Lokale bewaking in combinatie met het .NET APM-sjabloon gebruiken

Als u de bewaking van toepassingen hebt geconfigureerd met de .NET APM-sjabloon voor het bewaking van toepassingsprestaties in Operations Manager, kunt u de Windows PowerShell-opdrachten van Microsoft Monitoring Agent nog steeds gebruiken om toepassingen lokaal te bewaken. De Windows PowerShell-opdrachten in Microsoft Monitoring Agent hebben een hogere prioriteit dan de configuratie voor de bewaking van toepassingsprestaties en onderdrukken deze bewakingsconfiguratie tijdelijk als u ze gebruikt om lokale bewaking te starten. Zie Microsoft Monitoring Agent-vereisten en -compatibiliteit voor meer informatie.

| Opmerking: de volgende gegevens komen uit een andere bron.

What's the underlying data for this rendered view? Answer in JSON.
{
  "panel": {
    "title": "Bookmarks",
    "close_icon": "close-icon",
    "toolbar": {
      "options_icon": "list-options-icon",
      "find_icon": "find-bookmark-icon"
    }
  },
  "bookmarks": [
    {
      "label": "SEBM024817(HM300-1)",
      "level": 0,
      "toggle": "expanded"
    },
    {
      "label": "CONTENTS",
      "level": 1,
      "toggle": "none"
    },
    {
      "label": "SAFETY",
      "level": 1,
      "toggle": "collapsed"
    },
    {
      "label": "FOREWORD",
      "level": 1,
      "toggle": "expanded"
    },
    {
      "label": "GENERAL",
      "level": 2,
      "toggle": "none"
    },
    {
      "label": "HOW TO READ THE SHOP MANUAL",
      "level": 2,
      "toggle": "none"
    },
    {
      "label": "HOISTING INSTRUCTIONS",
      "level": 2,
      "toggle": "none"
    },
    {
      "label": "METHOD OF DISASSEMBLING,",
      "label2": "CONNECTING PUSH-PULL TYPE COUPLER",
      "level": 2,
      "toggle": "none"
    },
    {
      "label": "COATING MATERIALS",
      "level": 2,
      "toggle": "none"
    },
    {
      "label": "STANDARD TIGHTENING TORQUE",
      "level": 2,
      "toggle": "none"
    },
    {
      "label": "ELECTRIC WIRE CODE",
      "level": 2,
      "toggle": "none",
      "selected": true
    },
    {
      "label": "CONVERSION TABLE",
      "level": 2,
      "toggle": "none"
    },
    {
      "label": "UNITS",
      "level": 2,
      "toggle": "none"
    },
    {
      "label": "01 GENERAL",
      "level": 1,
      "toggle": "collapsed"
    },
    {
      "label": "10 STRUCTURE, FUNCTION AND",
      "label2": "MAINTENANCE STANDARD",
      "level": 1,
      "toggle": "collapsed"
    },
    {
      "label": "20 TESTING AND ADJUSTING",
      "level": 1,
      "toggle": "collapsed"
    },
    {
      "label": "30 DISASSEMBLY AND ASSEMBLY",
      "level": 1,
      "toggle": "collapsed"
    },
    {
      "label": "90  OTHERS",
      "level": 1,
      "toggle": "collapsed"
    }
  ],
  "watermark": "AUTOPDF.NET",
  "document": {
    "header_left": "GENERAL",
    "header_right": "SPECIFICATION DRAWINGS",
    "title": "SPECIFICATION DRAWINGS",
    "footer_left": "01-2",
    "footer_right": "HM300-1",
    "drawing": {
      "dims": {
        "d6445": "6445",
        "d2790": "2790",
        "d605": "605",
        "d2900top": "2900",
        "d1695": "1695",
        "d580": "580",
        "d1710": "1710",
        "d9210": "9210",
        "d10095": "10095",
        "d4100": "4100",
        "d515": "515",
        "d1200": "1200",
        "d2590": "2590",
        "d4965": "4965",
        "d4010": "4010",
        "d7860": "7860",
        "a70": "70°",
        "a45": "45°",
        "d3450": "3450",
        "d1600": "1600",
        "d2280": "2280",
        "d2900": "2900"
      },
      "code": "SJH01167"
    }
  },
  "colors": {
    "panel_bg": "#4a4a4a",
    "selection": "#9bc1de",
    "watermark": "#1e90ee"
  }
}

Lokale verzameling aanpassen

Voor optimale bewakingsresultaten moet u misschien de standaardverzamelinstellingen aanpassen, zoals naamruimten en drempelwaarden waarmee uw toepassingspecifieke serviceovereenkomsten worden gedefinieerd. Deze aanpassing wordt beheerd met uw verzamelingsplan. Nadat u het verzamelingsplan hebt bewerkt, moet u de bewaking opnieuw starten.